Na África Ocidental, o mesmo cenário, as mesmas razões...
Onze Organizações Não-Governamentais alertaram hoje para a catástrofe alimentar que se avizinha na África Ocidental, com 27 milhões de pessoas a passar fome, a que se poderão juntar mais 11 milhões nos próximos três meses
"A África Ocidental está a ser atingida pela pior crise alimentar da última década, com 27 milhões de pessoas a passar fome; este número pode subir para 38 milhões até junho, um novo nível histórico e já de si um aumento de mais de um terço face ao último ano, a não ser que sejam tomadas medidas urgentes", lê-se no comunicado assinado por 11 ONG, entre as quais estão a Oxfam, Action Against Hunger, Save the Children, CARE International, Comité de Resgate Internacional (IRC) e o Conselho de Refugiados da Noruega.
O alerta agora difundido surge na véspera da conferência virtual sobre a crise alimentar e nutritiva na região do Sahel e do Lago Chade, organizada pela União Europeia e pelo Clube do Sahel e da África Ocidental.
"Na última década, em vez de diminuírem, as crises alimentares têm aumentado na região da África Ocidental, incluindo no Burkina Faso, Níger, Chade, Mali e Nigéria; entre 2015 e 2022, o número de pessoas que necessitam de assistência alimentar urgente quase quadruplicou, passando de 7 para 27 milhões", lê-se ainda no comunicado, citado pela Lusa.
Citado no comunicado, o director para a África Ocidental e Central da ONG Save the Children, Philippe Adapoe, diz que "a situação está a forçar centenas de milhares de pessoas a mudarem de sítio e a viverem em famílias de acolhimento que já estão, elas próprias, em dificuldades; não há comida suficiente, quanto mais comida nutritiva para as crianças".

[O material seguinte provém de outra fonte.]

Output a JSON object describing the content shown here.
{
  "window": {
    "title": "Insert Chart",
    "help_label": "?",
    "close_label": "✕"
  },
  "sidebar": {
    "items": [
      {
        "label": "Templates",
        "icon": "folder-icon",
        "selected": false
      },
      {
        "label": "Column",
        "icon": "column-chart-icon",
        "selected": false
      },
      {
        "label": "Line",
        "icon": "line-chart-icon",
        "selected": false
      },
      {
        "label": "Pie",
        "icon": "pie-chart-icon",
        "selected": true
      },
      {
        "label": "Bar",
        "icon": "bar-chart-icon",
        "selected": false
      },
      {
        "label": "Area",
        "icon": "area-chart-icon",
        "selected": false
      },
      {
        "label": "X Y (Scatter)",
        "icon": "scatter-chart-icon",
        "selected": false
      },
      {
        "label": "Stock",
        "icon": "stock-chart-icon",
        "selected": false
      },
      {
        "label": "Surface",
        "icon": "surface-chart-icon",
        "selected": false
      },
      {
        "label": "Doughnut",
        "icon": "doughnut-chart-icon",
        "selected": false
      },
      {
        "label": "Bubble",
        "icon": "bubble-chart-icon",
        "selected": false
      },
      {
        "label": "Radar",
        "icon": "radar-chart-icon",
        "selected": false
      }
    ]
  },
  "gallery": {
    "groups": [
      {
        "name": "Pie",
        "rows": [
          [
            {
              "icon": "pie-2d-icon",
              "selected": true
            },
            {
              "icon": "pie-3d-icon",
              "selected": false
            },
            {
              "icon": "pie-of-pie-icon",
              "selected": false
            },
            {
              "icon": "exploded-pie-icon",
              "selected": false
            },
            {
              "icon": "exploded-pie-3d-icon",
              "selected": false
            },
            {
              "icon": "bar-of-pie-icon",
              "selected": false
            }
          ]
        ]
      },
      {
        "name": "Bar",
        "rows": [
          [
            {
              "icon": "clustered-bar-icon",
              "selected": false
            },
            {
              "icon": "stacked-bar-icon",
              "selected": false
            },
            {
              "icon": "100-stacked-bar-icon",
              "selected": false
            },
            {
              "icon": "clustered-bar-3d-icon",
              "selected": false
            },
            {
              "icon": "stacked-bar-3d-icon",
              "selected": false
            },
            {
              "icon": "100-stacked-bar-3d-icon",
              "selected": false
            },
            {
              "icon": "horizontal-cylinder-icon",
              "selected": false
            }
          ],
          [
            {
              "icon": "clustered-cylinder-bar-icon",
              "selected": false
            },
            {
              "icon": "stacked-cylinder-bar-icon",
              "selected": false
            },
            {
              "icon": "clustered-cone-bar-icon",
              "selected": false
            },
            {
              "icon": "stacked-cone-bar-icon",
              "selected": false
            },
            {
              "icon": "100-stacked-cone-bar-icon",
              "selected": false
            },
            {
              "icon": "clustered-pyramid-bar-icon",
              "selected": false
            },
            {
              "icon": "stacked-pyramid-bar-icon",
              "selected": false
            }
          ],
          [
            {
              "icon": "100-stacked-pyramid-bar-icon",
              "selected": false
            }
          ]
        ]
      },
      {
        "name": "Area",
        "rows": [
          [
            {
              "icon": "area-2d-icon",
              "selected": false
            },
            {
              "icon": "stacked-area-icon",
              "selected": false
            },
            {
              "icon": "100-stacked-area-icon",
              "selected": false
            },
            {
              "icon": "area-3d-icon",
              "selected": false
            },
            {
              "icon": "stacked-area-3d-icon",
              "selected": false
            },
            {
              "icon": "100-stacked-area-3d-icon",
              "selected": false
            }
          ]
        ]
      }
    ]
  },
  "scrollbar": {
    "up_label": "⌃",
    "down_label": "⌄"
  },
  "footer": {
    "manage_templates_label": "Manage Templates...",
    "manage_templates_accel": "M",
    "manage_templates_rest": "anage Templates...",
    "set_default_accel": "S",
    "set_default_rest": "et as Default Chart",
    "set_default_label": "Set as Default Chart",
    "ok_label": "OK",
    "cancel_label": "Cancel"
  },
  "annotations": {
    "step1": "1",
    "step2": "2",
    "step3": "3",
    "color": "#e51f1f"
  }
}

As Nações Unidas estimam que 6,3 milhões de crianças entre os 5 e os 9 meses ficarão severamente malnutridas este ano, o que compara com os 4,9 milhões de crianças que já tinham problemas de subnutrição no ano passado.
Além das secas e do efeito que isso tem na vida animal e nas colheitas, as principais fontes de rendimento da maior parte da população nesta região africana, a crise na Europa está a originar uma forte descida na ajuda internacional para África.
"Muitos doadores já indicaram que podem fazer cortes no financiamento a África; por exemplo, a Dinamarca anunciou que vai adiar parte da sua ajuda bilateral ao desenvolvimento ao Burkina Faso (50% em 2022) e ao Mali (40% em 2022), para financiar a recepção de pessoas que fugiram das suas casas na Ucrânia", lê-se no comunicado.
A região da África Ocidental, de acordo com a definição das Nações Unidas, inclui 16 países: Benim, Burkina Faso, Cabo Verde, Gâmbia, Gana, Guiné-Conacri, Guiné-Bissau, Costa do Marfim, Libéria, Mali, Mauritânia, Níger, Nigéria, Senegal, Serra Leoa e Togo.
As 11 ONG que assinam o comunicado conjunto são a Oxfam, Action Against Hunger, Save the Children, CARE International, Comité de Resgate Internacional (IRC), Conselho da Noruega para os Refugiados (NRC), Aliança para a Ação Médica Internacional (ALIMA), Tearfund, World Vision (WV), Handicap International - Humanité & Inclusion e Mercy Corps.